Questa volta la scusa per salire su un aereo e tornare in Belgio si chiamava Quintessence. Qualcosa che si potrebbe paragonare più ad una grande festa che ad un banco d’assaggio organizzato all’interno della stessa Cantillon. Un’occasione, organizzata ogni due anni, per degustare in poche ore tutta (tutta) la produzione e per scoprire due birrifici invitati ad Anderlecht per l’occasione, quest’anno erano Allagash e Russian River, entrambi statunitensi. Un evento accessibile solamente previa prenotazione online (andato esaurito in poche settimane) che per la modica cifra di 30 euro comprendeva un percorso fatto di 25 birre, senza limiti di tempo. Tanta, tantissima roba.

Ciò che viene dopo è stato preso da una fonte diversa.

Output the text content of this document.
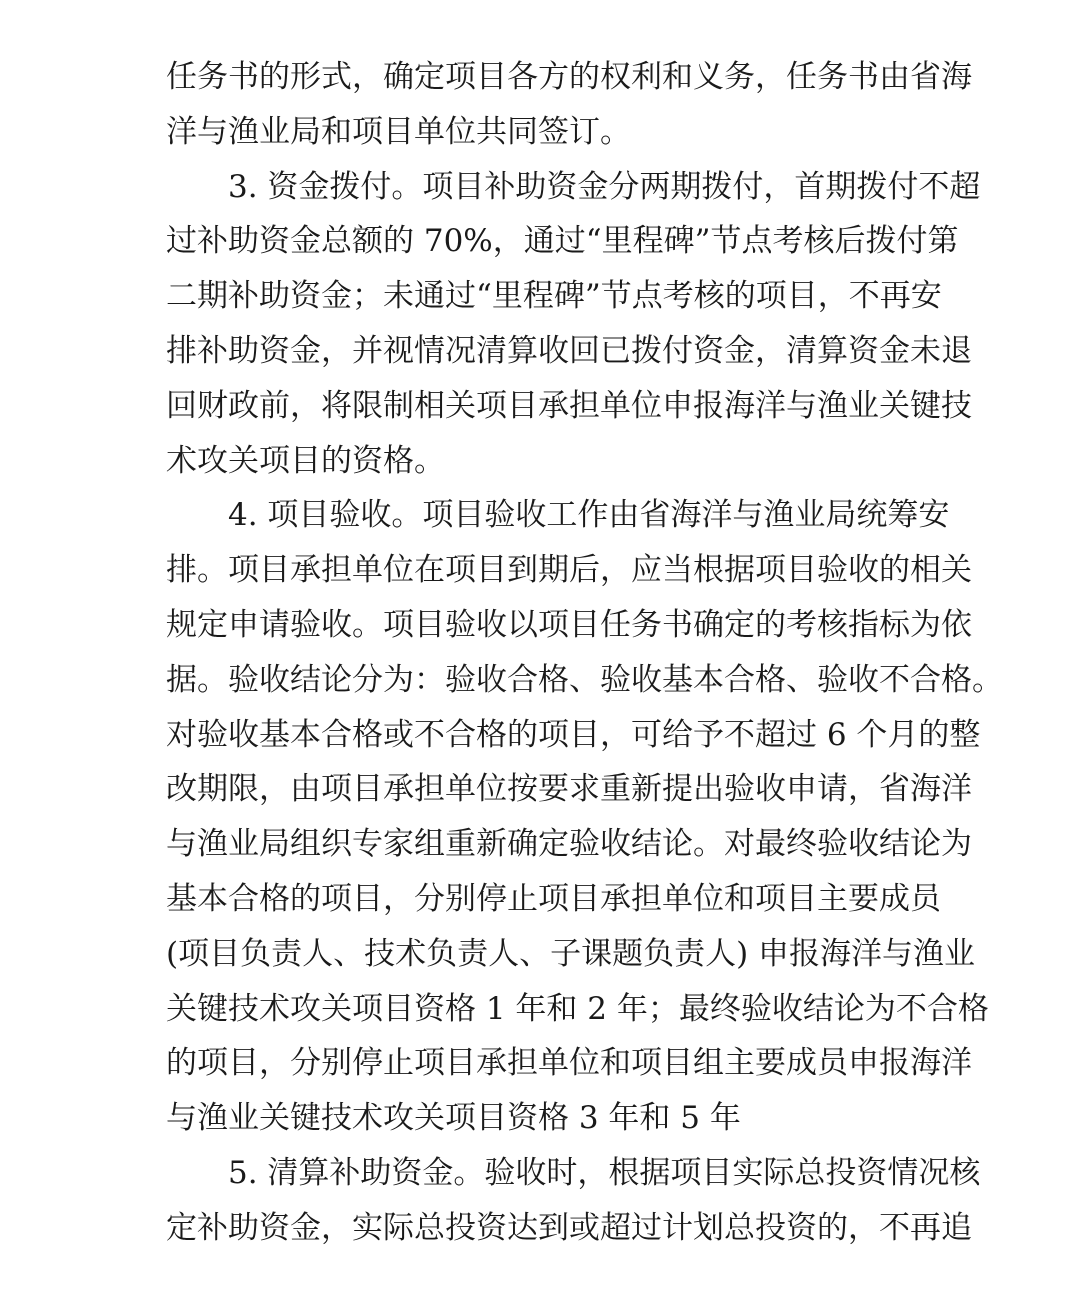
任务书的形式，确定项目各方的权利和义务，任务书由省海
洋与渔业局和项目单位共同签订。
3. 资金拨付。项目补助资金分两期拨付，首期拨付不超
过补助资金总额的 70%，通过“里程碑”节点考核后拨付第
二期补助资金；未通过“里程碑”节点考核的项目，不再安
排补助资金，并视情况清算收回已拨付资金，清算资金未退
回财政前，将限制相关项目承担单位申报海洋与渔业关键技
术攻关项目的资格。
4. 项目验收。项目验收工作由省海洋与渔业局统筹安
排。项目承担单位在项目到期后，应当根据项目验收的相关
规定申请验收。项目验收以项目任务书确定的考核指标为依
据。验收结论分为：验收合格、验收基本合格、验收不合格。
对验收基本合格或不合格的项目，可给予不超过 6 个月的整
改期限，由项目承担单位按要求重新提出验收申请，省海洋
与渔业局组织专家组重新确定验收结论。对最终验收结论为
基本合格的项目，分别停止项目承担单位和项目主要成员
(项目负责人、技术负责人、子课题负责人) 申报海洋与渔业
关键技术攻关项目资格 1 年和 2 年；最终验收结论为不合格
的项目，分别停止项目承担单位和项目组主要成员申报海洋
与渔业关键技术攻关项目资格 3 年和 5 年
5. 清算补助资金。验收时，根据项目实际总投资情况核
定补助资金，实际总投资达到或超过计划总投资的，不再追
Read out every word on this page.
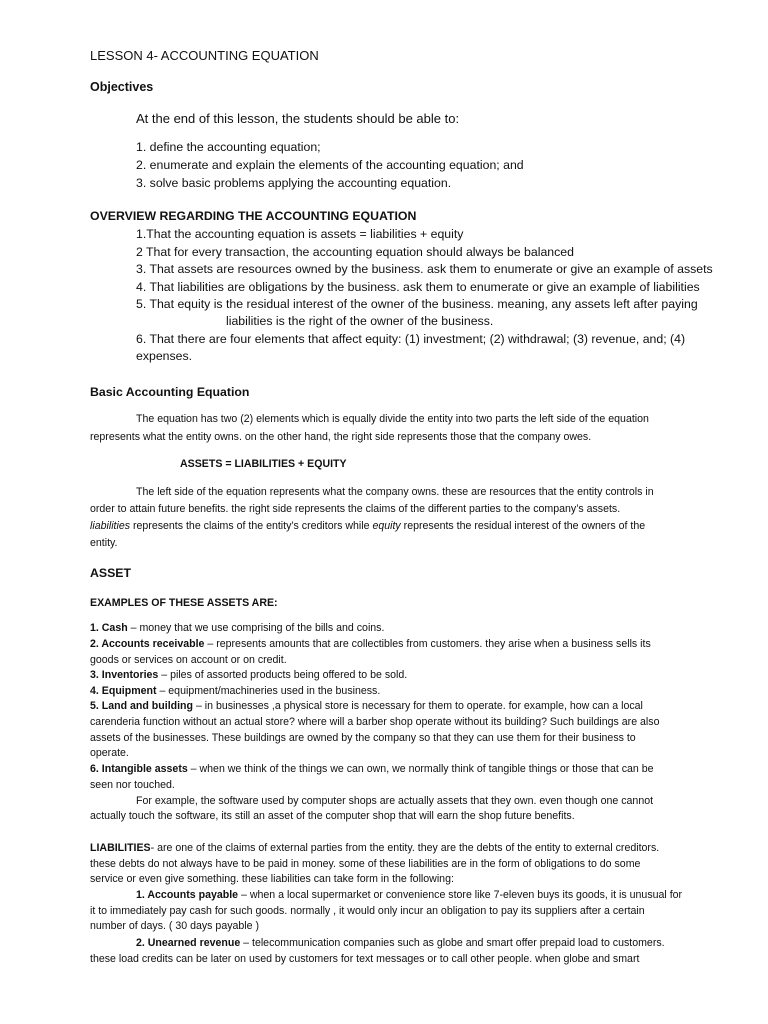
LESSON 4- ACCOUNTING EQUATION
Objectives
At the end of this lesson, the students should be able to:
1. define the accounting equation;
2. enumerate and explain the elements of the accounting equation; and
3. solve basic problems applying the accounting equation.
OVERVIEW REGARDING THE ACCOUNTING EQUATION
1.That the accounting equation is assets = liabilities + equity
2 That for every transaction, the accounting equation should always be balanced
3. That assets are resources owned by the business. ask them to enumerate or give an example of assets
4. That liabilities are obligations by the business. ask them to enumerate or give an example of liabilities
5. That equity is the residual interest of the owner of the business. meaning, any assets left after paying
liabilities is the right of the owner of the business.
6. That there are four elements that affect equity: (1) investment; (2) withdrawal; (3) revenue, and; (4)
expenses.
Basic Accounting Equation
The equation has two (2) elements which is equally divide the entity into two parts the left side of the equation
represents what the entity owns. on the other hand, the right side represents those that the company owes.
ASSETS = LIABILITIES + EQUITY
The left side of the equation represents what the company owns. these are resources that the entity controls in
order to attain future benefits. the right side represents the claims of the different parties to the company’s assets.
liabilities represents the claims of the entity’s creditors while equity represents the residual interest of the owners of the
entity.
ASSET
EXAMPLES OF THESE ASSETS ARE:
1. Cash – money that we use comprising of the bills and coins.
2. Accounts receivable – represents amounts that are collectibles from customers. they arise when a business sells its
goods or services on account or on credit.
3. Inventories – piles of assorted products being offered to be sold.
4. Equipment – equipment/machineries used in the business.
5. Land and building – in businesses ,a physical store is necessary for them to operate. for example, how can a local
carenderia function without an actual store? where will a barber shop operate without its building? Such buildings are also
assets of the businesses. These buildings are owned by the company so that they can use them for their business to
operate.
6. Intangible assets – when we think of the things we can own, we normally think of tangible things or those that can be
seen nor touched.
For example, the software used by computer shops are actually assets that they own. even though one cannot
actually touch the software, its still an asset of the computer shop that will earn the shop future benefits.
LIABILITIES- are one of the claims of external parties from the entity. they are the debts of the entity to external creditors.
these debts do not always have to be paid in money. some of these liabilities are in the form of obligations to do some
service or even give something. these liabilities can take form in the following:
1. Accounts payable – when a local supermarket or convenience store like 7-eleven buys its goods, it is unusual for
it to immediately pay cash for such goods. normally , it would only incur an obligation to pay its suppliers after a certain
number of days. ( 30 days payable )
2. Unearned revenue – telecommunication companies such as globe and smart offer prepaid load to customers.
these load credits can be later on used by customers for text messages or to call other people. when globe and smart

Grazie alle preziose dritte di Natale Acri, tenutario del pub dietro casa e locale dispensatore di acidità, la mia giornata è iniziata con due delle birre più interessanti della giornata. Allagash, da Portland, Maine, aveva infatti portato una White particolarmente centrata, caratterizzata da quel tipo di delicatezza che ti fa tornare continuamente sul bicchiere. Una tipologia forse poco in tema con la giornata ma che già sogno per i tanti aperitivi dell’imminente estate. Tra l’altro entrambi gli ospiti presentavano alcune delle loro birre a fermentazione spontanea, e se su quelle di Russian River mi sento di soprassedere, la “Resurgam” di Allagash mi è sembrata davvero in tema. Una birra quadrata, che non lascia spazio all’imprevedibilità ma che al tempo stesso si caratterizza per tutto quello che la tipologia richiede. Equilibrio ed allungo. A Santa Rosa, California, Vinnie Cilurzo produce birre celebratissime e purtroppo praticamente impossibili da trovare in Italia. Su tutte la “Pliny the Elder”, da tutti considerata come una delle più grandi Double IPA del mondo. Un bicchiere che forse valeva il viaggio, e ho detto tutto.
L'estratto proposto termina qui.